Even now, the memory of what happened has Steven Nesbitt groping for answers.
“It is so bizarre,” he said recently from his San Diego home. “It is almost like a mob hit, like no one will ever know who did it.”
The sobs came when he talked about his 5-year-old daughter and the grandmother she will never know: “It’s funny, but (my daughter) asked me just a few weeks ago how come she had never seen my mother. I didn’t know what to say. She can’t really figure out why I don’t have a mommy. We’ll have to wait a few years, I guess, before we can tell her.”
Jerry Conklin, Judy Nesbitt’s twin and a law enforcement officer of 25 years, understands the difficulty in solving the case, yet empathizes with the family’s desire for vengeance.

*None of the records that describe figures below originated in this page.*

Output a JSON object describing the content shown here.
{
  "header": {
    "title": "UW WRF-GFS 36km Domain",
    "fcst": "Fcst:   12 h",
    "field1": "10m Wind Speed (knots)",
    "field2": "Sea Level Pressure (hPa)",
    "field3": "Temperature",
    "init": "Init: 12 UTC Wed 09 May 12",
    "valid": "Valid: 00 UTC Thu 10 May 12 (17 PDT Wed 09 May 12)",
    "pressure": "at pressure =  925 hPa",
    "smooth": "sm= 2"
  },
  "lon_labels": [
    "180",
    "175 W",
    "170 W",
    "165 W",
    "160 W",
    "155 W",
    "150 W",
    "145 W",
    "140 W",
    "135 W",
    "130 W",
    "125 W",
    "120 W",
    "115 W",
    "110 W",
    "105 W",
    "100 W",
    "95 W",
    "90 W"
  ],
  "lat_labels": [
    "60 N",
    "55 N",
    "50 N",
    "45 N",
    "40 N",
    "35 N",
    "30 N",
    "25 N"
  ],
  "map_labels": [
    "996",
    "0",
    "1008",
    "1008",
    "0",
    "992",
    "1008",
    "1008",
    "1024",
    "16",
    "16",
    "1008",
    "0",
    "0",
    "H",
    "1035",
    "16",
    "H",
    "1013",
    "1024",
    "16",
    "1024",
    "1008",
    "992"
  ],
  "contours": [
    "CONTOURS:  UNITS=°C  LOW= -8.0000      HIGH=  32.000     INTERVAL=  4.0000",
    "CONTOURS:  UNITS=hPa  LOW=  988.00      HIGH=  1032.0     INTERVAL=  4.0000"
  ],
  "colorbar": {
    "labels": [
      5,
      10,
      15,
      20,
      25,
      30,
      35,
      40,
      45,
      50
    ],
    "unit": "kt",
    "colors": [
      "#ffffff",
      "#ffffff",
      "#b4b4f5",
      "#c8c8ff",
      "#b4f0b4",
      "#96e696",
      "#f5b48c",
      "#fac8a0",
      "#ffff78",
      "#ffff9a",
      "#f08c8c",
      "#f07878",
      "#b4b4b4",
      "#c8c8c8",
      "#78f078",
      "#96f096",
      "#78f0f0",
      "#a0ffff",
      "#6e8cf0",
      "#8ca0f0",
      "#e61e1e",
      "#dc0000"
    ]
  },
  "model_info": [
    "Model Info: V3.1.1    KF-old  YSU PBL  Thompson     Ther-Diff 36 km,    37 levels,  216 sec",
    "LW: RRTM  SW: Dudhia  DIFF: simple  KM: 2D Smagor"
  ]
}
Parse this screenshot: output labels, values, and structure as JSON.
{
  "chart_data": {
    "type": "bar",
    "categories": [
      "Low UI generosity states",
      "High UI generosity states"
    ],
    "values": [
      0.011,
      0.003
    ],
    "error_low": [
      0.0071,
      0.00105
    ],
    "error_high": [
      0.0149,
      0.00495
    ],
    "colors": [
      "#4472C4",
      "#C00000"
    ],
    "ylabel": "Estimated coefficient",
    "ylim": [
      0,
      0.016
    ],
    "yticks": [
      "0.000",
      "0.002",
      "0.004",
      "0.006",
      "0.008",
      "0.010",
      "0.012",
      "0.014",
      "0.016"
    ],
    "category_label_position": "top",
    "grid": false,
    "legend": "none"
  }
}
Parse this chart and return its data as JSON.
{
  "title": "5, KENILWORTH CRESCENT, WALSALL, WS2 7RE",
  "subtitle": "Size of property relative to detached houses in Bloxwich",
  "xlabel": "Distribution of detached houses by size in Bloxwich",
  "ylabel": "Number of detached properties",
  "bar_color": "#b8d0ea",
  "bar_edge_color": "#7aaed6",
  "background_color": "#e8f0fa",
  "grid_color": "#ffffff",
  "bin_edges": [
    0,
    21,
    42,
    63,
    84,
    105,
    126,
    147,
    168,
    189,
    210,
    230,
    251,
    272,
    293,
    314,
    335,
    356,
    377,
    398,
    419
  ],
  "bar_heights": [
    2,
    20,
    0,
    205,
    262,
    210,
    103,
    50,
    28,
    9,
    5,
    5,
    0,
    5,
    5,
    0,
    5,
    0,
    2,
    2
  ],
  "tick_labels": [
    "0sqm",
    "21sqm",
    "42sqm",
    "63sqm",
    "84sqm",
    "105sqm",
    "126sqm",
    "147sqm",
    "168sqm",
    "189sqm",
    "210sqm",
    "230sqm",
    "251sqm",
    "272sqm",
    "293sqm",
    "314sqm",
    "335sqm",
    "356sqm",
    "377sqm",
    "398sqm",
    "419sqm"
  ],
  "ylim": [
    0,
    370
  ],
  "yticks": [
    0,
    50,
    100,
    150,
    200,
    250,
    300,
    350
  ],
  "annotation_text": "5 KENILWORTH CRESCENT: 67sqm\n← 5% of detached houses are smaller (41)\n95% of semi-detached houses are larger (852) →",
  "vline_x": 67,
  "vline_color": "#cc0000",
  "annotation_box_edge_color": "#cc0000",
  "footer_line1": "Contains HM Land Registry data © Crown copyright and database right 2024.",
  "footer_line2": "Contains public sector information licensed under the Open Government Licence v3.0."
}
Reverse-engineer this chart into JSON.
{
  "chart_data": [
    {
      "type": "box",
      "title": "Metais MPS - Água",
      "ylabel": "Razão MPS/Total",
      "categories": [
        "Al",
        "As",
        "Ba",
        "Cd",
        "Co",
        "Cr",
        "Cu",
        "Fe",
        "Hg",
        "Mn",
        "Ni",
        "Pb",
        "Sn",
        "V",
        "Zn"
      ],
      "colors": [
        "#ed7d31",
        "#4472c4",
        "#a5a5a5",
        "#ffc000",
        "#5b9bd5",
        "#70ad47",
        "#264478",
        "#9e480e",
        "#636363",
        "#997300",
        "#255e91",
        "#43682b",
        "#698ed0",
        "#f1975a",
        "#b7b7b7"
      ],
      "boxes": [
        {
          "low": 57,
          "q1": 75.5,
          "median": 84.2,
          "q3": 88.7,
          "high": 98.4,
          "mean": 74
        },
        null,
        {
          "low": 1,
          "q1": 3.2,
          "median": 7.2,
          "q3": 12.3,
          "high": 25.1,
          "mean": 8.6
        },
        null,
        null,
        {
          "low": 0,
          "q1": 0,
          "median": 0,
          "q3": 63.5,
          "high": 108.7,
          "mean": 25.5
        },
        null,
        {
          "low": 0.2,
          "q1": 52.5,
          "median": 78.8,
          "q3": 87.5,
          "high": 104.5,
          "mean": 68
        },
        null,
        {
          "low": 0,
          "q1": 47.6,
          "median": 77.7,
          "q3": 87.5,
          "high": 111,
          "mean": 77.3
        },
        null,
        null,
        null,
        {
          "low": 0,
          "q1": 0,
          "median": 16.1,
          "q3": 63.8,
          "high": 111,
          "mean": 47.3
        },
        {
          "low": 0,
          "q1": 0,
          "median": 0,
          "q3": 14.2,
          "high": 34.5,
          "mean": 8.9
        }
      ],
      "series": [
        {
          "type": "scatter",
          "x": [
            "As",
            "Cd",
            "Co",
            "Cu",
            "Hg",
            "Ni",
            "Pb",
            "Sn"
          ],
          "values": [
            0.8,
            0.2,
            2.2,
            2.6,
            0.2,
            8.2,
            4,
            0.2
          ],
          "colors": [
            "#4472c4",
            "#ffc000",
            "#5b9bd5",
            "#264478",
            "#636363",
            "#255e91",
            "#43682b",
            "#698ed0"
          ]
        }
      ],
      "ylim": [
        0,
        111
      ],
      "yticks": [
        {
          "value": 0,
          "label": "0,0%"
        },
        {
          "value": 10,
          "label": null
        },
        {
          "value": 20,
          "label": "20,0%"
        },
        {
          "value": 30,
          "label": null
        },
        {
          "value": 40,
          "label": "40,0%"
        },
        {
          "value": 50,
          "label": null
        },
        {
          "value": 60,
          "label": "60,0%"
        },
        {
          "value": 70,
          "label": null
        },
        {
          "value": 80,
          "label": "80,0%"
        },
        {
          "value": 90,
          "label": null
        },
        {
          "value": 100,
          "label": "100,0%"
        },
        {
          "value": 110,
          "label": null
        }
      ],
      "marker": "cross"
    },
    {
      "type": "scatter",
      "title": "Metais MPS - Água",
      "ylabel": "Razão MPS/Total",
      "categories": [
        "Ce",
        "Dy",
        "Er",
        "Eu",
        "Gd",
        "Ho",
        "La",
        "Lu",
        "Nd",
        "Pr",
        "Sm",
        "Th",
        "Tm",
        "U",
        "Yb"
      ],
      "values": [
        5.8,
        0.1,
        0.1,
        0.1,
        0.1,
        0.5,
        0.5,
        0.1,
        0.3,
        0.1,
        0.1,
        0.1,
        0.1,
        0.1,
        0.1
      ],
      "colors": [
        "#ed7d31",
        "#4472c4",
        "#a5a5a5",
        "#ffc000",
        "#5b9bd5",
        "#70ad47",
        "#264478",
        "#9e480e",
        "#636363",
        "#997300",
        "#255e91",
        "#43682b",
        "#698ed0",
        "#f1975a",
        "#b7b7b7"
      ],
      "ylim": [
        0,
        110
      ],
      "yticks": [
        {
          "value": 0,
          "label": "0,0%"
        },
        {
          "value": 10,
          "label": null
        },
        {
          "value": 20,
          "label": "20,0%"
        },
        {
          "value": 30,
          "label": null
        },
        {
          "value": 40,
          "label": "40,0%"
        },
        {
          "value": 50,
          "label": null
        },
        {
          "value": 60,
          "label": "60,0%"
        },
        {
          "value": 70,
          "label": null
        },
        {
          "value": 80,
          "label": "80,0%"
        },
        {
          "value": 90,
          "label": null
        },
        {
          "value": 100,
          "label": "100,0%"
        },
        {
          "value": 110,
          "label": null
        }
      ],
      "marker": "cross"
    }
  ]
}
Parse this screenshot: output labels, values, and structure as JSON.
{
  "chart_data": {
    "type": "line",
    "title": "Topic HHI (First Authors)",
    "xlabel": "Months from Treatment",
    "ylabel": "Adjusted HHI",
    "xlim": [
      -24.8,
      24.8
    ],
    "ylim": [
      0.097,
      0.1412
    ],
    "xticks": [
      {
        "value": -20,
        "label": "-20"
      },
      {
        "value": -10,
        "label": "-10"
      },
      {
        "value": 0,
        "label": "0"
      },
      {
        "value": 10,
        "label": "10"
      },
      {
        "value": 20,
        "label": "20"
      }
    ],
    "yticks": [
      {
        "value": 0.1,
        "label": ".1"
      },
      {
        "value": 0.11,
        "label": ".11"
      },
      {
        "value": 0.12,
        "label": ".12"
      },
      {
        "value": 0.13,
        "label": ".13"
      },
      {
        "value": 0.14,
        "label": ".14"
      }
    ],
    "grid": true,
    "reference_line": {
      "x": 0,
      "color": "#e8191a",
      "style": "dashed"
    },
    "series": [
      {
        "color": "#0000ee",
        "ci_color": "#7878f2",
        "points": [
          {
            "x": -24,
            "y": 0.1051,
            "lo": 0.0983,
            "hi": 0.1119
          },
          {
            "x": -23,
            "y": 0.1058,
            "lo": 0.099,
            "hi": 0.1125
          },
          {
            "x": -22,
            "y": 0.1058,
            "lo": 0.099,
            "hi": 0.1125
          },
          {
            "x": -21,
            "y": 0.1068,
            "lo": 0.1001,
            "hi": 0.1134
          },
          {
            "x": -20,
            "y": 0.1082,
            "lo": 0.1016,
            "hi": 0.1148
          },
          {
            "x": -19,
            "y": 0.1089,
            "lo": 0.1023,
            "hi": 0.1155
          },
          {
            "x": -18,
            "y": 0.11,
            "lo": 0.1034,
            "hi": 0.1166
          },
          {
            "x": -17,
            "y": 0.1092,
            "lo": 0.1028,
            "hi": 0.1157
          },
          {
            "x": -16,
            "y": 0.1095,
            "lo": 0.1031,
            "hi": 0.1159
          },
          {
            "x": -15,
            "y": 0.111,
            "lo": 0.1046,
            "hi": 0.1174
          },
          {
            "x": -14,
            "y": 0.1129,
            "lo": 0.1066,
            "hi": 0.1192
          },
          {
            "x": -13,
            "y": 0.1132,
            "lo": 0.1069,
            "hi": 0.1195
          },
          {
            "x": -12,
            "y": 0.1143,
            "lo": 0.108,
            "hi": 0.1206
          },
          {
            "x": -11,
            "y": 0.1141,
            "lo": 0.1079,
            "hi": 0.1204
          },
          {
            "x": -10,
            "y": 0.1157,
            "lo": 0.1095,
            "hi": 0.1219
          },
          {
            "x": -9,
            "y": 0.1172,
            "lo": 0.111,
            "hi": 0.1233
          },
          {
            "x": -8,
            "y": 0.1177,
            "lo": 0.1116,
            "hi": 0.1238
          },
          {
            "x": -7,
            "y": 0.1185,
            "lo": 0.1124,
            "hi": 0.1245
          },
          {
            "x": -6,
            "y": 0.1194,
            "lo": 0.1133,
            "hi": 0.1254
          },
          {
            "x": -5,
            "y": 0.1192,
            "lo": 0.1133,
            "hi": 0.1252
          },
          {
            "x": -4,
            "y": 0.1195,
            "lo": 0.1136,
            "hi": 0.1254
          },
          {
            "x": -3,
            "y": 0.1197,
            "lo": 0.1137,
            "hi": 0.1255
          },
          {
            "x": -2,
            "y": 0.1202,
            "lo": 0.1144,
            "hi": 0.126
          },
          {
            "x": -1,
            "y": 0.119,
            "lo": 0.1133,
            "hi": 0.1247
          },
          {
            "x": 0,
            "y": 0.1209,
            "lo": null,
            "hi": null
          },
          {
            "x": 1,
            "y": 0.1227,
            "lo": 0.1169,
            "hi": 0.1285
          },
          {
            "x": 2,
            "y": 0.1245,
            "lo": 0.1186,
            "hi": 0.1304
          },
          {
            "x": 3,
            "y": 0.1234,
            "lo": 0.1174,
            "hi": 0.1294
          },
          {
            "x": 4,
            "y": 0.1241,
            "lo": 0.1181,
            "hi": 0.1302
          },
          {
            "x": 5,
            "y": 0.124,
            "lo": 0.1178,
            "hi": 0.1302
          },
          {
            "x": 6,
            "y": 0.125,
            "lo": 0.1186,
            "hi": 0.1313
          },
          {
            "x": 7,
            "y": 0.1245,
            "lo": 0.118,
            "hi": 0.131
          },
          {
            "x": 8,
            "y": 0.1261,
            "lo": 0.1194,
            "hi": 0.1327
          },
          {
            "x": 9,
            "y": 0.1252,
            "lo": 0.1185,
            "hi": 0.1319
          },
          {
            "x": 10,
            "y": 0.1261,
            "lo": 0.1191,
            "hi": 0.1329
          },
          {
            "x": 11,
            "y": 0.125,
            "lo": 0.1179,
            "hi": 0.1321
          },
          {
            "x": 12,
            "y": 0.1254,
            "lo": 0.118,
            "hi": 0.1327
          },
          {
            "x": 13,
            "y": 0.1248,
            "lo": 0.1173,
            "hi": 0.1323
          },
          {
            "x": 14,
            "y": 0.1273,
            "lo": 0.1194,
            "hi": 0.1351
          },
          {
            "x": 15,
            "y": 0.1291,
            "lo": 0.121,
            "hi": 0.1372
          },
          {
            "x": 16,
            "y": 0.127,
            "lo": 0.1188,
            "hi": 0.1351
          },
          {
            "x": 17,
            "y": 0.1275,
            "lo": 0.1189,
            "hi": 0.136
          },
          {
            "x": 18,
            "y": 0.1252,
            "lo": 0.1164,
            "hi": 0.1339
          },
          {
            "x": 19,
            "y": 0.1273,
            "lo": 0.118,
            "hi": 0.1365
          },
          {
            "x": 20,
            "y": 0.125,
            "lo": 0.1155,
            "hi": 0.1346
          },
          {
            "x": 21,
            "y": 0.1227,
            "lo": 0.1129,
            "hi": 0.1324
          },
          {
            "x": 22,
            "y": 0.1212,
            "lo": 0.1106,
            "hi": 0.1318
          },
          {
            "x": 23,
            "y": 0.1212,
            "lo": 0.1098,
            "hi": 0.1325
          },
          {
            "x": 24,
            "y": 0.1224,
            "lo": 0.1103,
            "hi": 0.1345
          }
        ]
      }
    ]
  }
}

“There are so many problems with this case,” said Conklin, a lieutenant with the Los Angeles County Sheriff’s Department. “There were no witnesses and very little physical evidence.
“Of course, I’m angry too, but I don’t feel the same way that Fred and the boys feel. Fred can’t let go of it; the kids can’t let go of it. I don’t know if it is part of my personal makeup or background, but these things happen, and this just happened to happen to my family. It has given me some insight into how victims feel.